7. I would give myself a 50, because I wrote and marked up both of my partner's papers thoroughly with well thought-out responses. I think that everyone in my group got a lot of feedback they can work with and is well prepared to rewrite.

Blog Post #4 -- Food Paper Reflection

1. I think that my pontification on chocolate chip cookies in general turned out pretty good, but my paper was very lacking on concrete comparisons and exposition about the cookies themselves. I would go through my notes and add more of my observations.  

2. The feedback showed that I needed more exposition on the cookies and better transitions. The second half of my essay was underdeveloped.

3. I will add transitions and compare the cookies to each other more. I will also go through all five senses for each cookie.

4. I had a good tone and a good setup/introduction. They thought everything on paper was pretty good, there just was not enough.

5. I learned how important notes were. If we do another similar activity, I will make better notes and make better use of them when I move on to the writing stage.

Wednesday, November 16, 2011

Post #3 -- Introductions

Introductions
Max Bittker

8:45 am, September eleventh 2001, the New York street bustled with the well-rehearsed chaotic movement of a million people making their way between apartment complexes, coffee shops, MTA entrances, and their offices.

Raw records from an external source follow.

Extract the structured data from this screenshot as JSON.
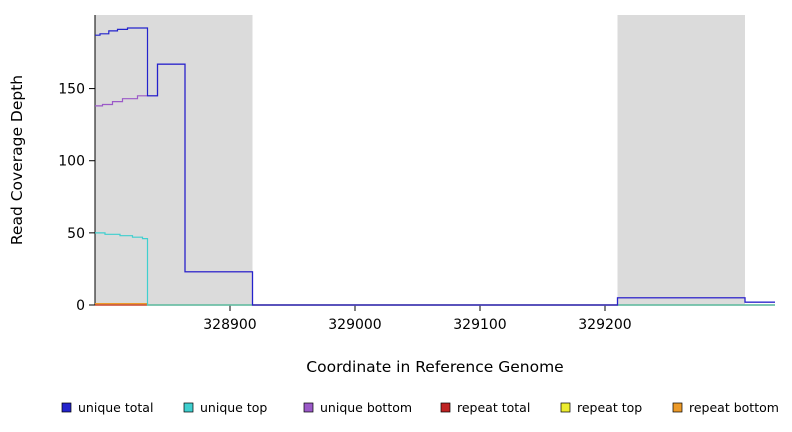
{
  "chart_data": {
    "type": "line",
    "title": "",
    "xlabel": "Coordinate in Reference Genome",
    "ylabel": "Read Coverage Depth",
    "xlim": [
      328792,
      329336
    ],
    "ylim": [
      0,
      201
    ],
    "x_ticks": [
      328900,
      329000,
      329100,
      329200
    ],
    "y_ticks": [
      0,
      50,
      100,
      150
    ],
    "grid": false,
    "legend_position": "bottom",
    "shaded_regions": [
      {
        "x0": 328792,
        "x1": 328918,
        "color": "#dbdbdb"
      },
      {
        "x0": 329210,
        "x1": 329312,
        "color": "#dbdbdb"
      }
    ],
    "series": [
      {
        "name": "repeat top",
        "color": "#eded2f",
        "points": [
          [
            328792,
            0
          ],
          [
            329336,
            0
          ]
        ]
      },
      {
        "name": "repeat total",
        "color": "#bf2323",
        "points": [
          [
            328792,
            0
          ],
          [
            329336,
            0
          ]
        ]
      },
      {
        "name": "repeat bottom",
        "color": "#ec9a29",
        "points": [
          [
            328792,
            1
          ],
          [
            328834,
            1
          ],
          [
            328834,
            0
          ],
          [
            329336,
            0
          ]
        ]
      },
      {
        "name": "unique top",
        "color": "#3fcfcf",
        "points": [
          [
            328792,
            50
          ],
          [
            328800,
            50
          ],
          [
            328800,
            49
          ],
          [
            328812,
            49
          ],
          [
            328812,
            48
          ],
          [
            328822,
            48
          ],
          [
            328822,
            47
          ],
          [
            328830,
            47
          ],
          [
            328830,
            46
          ],
          [
            328834,
            46
          ],
          [
            328834,
            0
          ],
          [
            329336,
            0
          ]
        ]
      },
      {
        "name": "unique bottom",
        "color": "#9b59c8",
        "points": [
          [
            328792,
            138
          ],
          [
            328798,
            138
          ],
          [
            328798,
            139
          ],
          [
            328806,
            139
          ],
          [
            328806,
            141
          ],
          [
            328814,
            141
          ],
          [
            328814,
            143
          ],
          [
            328826,
            143
          ],
          [
            328826,
            145
          ],
          [
            328842,
            145
          ],
          [
            328842,
            167
          ],
          [
            328864,
            167
          ],
          [
            328864,
            23
          ],
          [
            328918,
            23
          ],
          [
            328918,
            0
          ],
          [
            329210,
            0
          ],
          [
            329210,
            5
          ],
          [
            329312,
            5
          ],
          [
            329312,
            2
          ],
          [
            329336,
            2
          ]
        ]
      },
      {
        "name": "unique total",
        "color": "#2323cc",
        "points": [
          [
            328792,
            187
          ],
          [
            328796,
            187
          ],
          [
            328796,
            188
          ],
          [
            328803,
            188
          ],
          [
            328803,
            190
          ],
          [
            328810,
            190
          ],
          [
            328810,
            191
          ],
          [
            328818,
            191
          ],
          [
            328818,
            192
          ],
          [
            328834,
            192
          ],
          [
            328834,
            145
          ],
          [
            328842,
            145
          ],
          [
            328842,
            167
          ],
          [
            328864,
            167
          ],
          [
            328864,
            23
          ],
          [
            328918,
            23
          ],
          [
            328918,
            0
          ],
          [
            329210,
            0
          ],
          [
            329210,
            5
          ],
          [
            329312,
            5
          ],
          [
            329312,
            2
          ],
          [
            329336,
            2
          ]
        ]
      }
    ],
    "legend": [
      {
        "label": "unique total",
        "color": "#2323cc"
      },
      {
        "label": "unique top",
        "color": "#3fcfcf"
      },
      {
        "label": "unique bottom",
        "color": "#9b59c8"
      },
      {
        "label": "repeat total",
        "color": "#bf2323"
      },
      {
        "label": "repeat top",
        "color": "#eded2f"
      },
      {
        "label": "repeat bottom",
        "color": "#ec9a29"
      }
    ]
  }
}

It took the roaring silver silhouette of a jet plane exploding over the block and just as quickly over them and out of sight.

This was my original introduction, and I don’t think it’s very special because it tries to set the scene but doesn’t give a strong enough “hook” nor mental image with which to build off of.

1) State a Problem or Dilemma:

On September 11th, a city was struck with tragedy, terror, and confusion.


2) Ask a good question:

What would it be like to have been in the city on the fateful eleventh of September? What could have been going through the minds of the people who were so close to the screaming and to whom the smoke was so real?  


3) Start with a striking fact:

The towers could be seen burning for 20 miles in every direction. Millions of people could see the bellowing black omen, but almost no-one understood what exactly was happening



My favorite is the striking fact, but I think that it could also be combined with the problem or dilemma. Both of them would steer my piece more towards my topic, which was supposed to be people confused and afraid about what was going on when they had very limited information.

Thursday, November 3, 2011

#2 The Concrete Introduction


1)

    I thought that The Concrete Introduction was a very valuable piece, it had lots of golden nuggets of advice and it really made me feel like I could make any introduction great using it's guide. The main thing that I took away from this is the idea of writing the introduction after the body, because it just makes sense (except for SAT format essays when you need to plan ahead and use the introduction to shape the rest of your essay because you don't have time to rewrite).

2)
 The best part of the second reading was that it was like a reference sheet. It felt like the perfect thing to clear up any indecision or writers block when it came to the beginning of any piece. Its something I would almost like to keep on hand as its own sheet as apposed to buried in a packet in my folder. The title of the piece was "beginnings and endings" but the endings bit was lopped off, and I think that I would have also liked to read that, especially if it was in the same format.

Wednesday, November 2, 2011

#1 Welcome Entry

My name is Max, and welcome to my College Composition blog. I'm taking this class because I know that writing and conveying ideas effectively is important, and I want to hone my skills before I go to college. I've already learned a lot about the drafting process, and I hope to learn how to better overcome writers block and get what I need down on paper.